Political theory and philosophy often speak of the body politic as multiple, or as a composite being. Thomas Hobbes’ Leviathan is, for IR, our most familiar image and idea of how multiple bodies form into larger bodies. As Latour points out in the introduction to Making Things Public, Hobbes Leviathan always included more than human bodies:
But in addition to the visual puzzle of assembling composite bodies, another puzzle should strike us in those engravings. A simple look at them clearly proves that the “Body Politik” is not only made of people! They are thick with things: clothes, a huge sword, immense castles, large cultivated fields, crowns, ships, cities and an immensely complex technology of gathering, meeting, cohabiting, enlarging, reducing, and focusing. In addition to the throng of little people summed up in the crowned head of the Leviathan, there are objects everywhere.
As Latour stresses, this political body is filled with actants (Latour’s word that blends and loses the so-called modern distinction between a subject and object). Actants have varying degrees of “agency,” but more importantly, it is the connections, or translations between actants and what assemblages these connections form, that shows the unfolding story of communal life.
To add to this busy and complex assemblages of actants, I throw in the human body itself as a microcosm of these same connections and entanglements. The human microbiome, studied and understood anew through metagenomics, systems biology, and epigenetics, becomes a body multiple, too.
By way of example, bacteroides are commonly found in the human intestine where they have a symbiotic, or commensal, relationship with humans. They aid in breaking down polysaccharides that the human body would not otherwise be able to process. Fifteen to twenty percent of our daily caloric intake is absorbed in this manner. There are new studies that suggest that gut microbiota both cause and can be the cure for autoimmune disorders like allergies and irritable bowel syndrome and, according to the Committee on Metagenomics, “[T]hese functions are conducted within complex communities—intricate, balanced, and integrated entities that adapt swiftly and flexibly to environmental change.”.

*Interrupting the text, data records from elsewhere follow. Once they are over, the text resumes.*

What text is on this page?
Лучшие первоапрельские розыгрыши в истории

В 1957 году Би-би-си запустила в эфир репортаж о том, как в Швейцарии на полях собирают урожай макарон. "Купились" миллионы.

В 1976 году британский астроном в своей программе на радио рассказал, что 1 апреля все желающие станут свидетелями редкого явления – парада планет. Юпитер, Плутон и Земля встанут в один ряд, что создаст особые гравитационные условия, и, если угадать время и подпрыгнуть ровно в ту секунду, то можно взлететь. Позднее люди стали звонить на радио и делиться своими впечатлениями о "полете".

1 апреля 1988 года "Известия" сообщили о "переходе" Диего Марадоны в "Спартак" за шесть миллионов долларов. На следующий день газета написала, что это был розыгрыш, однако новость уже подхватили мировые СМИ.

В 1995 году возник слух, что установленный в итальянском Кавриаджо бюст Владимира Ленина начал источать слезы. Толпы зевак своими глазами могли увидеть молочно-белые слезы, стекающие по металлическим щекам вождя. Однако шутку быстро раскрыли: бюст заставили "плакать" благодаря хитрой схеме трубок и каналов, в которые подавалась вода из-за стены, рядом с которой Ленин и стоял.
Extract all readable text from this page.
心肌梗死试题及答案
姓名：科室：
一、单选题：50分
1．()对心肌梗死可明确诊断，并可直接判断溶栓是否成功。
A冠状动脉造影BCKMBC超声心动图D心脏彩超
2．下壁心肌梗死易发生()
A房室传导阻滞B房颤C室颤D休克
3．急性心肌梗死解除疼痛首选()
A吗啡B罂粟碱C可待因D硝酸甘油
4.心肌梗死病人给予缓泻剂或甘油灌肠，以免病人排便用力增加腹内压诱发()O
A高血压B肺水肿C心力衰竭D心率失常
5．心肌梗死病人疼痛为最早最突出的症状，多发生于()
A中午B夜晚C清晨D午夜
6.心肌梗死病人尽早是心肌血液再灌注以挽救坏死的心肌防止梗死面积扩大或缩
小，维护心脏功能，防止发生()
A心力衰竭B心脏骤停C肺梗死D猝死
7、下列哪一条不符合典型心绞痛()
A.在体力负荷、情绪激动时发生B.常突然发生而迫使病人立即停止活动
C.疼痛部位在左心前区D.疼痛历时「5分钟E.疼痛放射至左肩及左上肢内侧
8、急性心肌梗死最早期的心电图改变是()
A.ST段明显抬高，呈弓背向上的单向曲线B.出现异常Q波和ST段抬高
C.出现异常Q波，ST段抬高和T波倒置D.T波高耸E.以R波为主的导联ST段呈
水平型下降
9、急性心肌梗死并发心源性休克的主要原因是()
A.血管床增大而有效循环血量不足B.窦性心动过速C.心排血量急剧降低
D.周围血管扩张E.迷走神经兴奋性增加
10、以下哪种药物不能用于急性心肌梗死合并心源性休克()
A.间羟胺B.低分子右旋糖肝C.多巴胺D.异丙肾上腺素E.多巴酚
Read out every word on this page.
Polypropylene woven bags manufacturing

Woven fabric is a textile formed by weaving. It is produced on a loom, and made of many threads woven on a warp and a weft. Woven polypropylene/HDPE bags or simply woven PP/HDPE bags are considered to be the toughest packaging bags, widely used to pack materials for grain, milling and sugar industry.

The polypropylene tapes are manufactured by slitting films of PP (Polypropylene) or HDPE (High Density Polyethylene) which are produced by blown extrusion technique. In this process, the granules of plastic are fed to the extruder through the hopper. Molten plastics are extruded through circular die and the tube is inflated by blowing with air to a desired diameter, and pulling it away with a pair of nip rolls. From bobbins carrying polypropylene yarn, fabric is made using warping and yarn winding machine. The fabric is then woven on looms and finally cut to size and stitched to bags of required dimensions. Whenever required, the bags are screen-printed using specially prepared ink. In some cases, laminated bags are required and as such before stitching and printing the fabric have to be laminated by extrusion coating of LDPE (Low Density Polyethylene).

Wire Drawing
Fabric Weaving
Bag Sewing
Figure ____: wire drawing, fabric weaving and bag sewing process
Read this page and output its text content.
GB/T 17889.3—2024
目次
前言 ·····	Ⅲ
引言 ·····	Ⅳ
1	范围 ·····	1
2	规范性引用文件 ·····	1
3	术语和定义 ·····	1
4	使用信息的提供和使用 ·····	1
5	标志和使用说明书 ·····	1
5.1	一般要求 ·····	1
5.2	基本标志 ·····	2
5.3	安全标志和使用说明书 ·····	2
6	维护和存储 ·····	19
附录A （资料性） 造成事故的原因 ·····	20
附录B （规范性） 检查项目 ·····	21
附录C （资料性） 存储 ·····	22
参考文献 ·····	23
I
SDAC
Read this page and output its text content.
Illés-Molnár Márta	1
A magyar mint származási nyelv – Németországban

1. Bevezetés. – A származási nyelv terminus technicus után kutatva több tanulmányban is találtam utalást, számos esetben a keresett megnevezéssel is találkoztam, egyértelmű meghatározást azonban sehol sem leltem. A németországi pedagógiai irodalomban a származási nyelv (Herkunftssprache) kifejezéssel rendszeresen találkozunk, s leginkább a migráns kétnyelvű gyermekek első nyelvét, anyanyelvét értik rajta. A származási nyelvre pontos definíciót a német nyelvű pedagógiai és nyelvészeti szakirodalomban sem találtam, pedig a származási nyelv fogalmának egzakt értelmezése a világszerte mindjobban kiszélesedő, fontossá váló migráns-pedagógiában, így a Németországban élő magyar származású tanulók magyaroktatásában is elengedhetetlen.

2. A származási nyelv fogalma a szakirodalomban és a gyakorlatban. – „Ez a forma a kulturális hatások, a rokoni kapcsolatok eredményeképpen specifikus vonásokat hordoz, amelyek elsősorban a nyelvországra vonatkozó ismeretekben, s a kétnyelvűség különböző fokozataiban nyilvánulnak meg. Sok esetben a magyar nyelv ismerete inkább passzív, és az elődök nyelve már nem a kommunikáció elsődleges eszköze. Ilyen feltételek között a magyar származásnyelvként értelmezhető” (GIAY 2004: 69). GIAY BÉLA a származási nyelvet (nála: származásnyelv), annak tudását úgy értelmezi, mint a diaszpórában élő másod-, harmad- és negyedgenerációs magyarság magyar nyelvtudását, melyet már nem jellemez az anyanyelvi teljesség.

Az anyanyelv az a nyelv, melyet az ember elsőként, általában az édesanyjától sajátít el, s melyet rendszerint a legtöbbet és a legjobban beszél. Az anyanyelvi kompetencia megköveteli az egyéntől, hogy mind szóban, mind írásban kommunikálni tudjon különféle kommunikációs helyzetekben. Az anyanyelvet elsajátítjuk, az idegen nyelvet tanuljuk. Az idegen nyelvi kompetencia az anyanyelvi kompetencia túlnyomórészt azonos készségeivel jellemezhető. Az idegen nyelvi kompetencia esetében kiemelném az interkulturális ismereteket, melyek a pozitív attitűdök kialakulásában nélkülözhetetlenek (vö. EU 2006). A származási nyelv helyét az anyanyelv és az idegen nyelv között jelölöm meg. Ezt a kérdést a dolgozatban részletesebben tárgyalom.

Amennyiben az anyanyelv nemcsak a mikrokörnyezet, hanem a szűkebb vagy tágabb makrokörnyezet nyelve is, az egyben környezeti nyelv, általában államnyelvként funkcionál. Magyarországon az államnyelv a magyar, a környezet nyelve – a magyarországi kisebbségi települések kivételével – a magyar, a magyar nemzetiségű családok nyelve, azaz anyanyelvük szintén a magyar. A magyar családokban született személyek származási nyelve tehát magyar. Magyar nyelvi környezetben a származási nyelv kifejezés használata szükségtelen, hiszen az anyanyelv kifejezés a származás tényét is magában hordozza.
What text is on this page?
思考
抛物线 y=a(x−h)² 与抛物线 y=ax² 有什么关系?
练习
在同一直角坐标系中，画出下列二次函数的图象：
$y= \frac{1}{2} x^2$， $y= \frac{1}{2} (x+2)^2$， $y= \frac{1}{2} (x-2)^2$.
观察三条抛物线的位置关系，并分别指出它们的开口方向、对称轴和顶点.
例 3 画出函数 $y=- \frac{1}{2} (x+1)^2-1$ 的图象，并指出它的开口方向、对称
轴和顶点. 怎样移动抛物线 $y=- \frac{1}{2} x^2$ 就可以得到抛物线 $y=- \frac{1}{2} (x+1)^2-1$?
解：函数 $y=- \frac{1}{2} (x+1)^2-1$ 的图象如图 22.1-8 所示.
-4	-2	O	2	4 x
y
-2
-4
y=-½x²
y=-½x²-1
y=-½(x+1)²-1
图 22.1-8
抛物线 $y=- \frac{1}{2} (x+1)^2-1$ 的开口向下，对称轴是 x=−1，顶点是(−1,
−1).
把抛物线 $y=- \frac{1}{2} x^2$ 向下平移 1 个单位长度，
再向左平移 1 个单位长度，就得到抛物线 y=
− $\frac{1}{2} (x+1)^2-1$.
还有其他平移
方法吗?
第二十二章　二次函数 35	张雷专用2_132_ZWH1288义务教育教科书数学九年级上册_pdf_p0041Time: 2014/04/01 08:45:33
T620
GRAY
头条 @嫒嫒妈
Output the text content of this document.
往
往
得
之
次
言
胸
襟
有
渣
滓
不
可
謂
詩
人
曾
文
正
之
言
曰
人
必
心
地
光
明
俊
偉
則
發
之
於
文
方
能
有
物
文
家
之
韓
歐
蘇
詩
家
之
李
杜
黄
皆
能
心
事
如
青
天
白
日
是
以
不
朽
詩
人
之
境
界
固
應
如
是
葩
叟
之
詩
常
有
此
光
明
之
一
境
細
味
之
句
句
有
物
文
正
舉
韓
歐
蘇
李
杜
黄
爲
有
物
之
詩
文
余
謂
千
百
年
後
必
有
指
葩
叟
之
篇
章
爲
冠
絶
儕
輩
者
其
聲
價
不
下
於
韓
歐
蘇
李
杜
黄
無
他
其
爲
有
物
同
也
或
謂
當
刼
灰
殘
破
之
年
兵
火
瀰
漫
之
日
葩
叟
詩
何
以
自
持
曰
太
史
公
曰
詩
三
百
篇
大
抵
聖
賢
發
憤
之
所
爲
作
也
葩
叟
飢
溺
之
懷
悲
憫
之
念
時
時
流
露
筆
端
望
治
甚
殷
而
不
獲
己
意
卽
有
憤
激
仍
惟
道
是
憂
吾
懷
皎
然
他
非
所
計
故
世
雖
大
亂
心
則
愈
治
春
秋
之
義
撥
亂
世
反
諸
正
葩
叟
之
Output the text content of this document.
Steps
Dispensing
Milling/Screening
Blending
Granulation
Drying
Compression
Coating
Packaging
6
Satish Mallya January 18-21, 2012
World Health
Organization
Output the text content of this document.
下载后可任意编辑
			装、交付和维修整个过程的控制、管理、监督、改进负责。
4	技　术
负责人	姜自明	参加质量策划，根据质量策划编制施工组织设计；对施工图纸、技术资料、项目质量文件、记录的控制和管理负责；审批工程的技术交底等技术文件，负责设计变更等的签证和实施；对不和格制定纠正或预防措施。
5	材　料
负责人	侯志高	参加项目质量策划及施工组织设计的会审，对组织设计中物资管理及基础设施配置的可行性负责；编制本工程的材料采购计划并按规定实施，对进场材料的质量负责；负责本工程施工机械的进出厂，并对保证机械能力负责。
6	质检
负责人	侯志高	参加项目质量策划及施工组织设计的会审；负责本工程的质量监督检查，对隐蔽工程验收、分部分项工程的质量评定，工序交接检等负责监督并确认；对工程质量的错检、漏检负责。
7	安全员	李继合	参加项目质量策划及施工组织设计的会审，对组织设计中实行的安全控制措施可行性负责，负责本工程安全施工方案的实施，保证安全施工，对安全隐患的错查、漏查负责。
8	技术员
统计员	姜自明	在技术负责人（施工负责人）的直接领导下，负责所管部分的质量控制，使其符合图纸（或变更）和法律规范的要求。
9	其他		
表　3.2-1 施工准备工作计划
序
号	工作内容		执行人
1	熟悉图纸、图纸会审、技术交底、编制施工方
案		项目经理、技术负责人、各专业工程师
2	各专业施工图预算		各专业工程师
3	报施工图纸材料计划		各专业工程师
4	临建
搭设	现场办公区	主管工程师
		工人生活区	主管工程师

Consider, again, that the DNA of other life forms in our body outnumber us 10 to 1–many of these invisible to us up until recently. To take metagenomics and the microbiomes of the human body seriously means the human body becomes a community, not only a container–a “mutualistic human-microbial” series of interactions. Not only are we embedded in our environment, but our bodies are home to our own communities of micro flora and fauna.
If we extrapolate this to the macro level and the idea of the body politic, what can these commensal, host-guest relations teach us about human communities? Writ large: The State as Person (the body politic) based on these lively human containers becomes dynamic, pluralistic, permeable, heterogeneous. This idea of composite bodies is nothing new, as we spoke above about Hobbes’ Leviathan, humans have imagined, and tried to create societies that respect diversity while securing freedom, but these diverse bodies may need decidedly different security regimes. Regimes that flow, and understand complex systems–both emergence and other perturbations in the system (noise, as Serres, said)– differently. The body and the body politic as a hybrid forum, a nested sets of complex permeable, rather than autonomous bodies need different security assemblages. It certainly puts a different spin on issues such as immigration (immigrants and diseases are often linked), for example. We always already are immigrants and guests and aliens, necessarily. This is health, not sickness, in a body as multiplicity. Purity and isolation will slowly poison this body from the center out, like a closed petri dish.
The preservation of the body and the body politic has had multiple figurations–the state and nation, of course, looming the largest in this horizon of politics, but these figurations have never quite worked because few have quite captured the extent to which we are blended and imbricated with each other–both between and across species boundaries. These leakages, or how these problems exceed the capacity of the sovereign state and the system of sovereign states, are the problems of modern politics. We can see them reflected in current debates in international politics like immigration, refugees, predator states, and climate change, to name but a few. These may be more aptly defined as symptoms of a larger misunderstandings about how relationships are formed with multiple bodies coexisting in a mutual biosphere.
I have tried, from the perspective of the human body as understood through metagenomics, to show the similarities between relationships in the internal relations between members of microbiotic communities in the human gut and the relations between members of a political society. If, through research like this, we can no longer uphold the fiction of autonomous selfhood–a hard shelled container body that collides with other bodies and has clearly defined and rational interests (bring up biology and physics); what must that mean for institutions we “create in our own image?”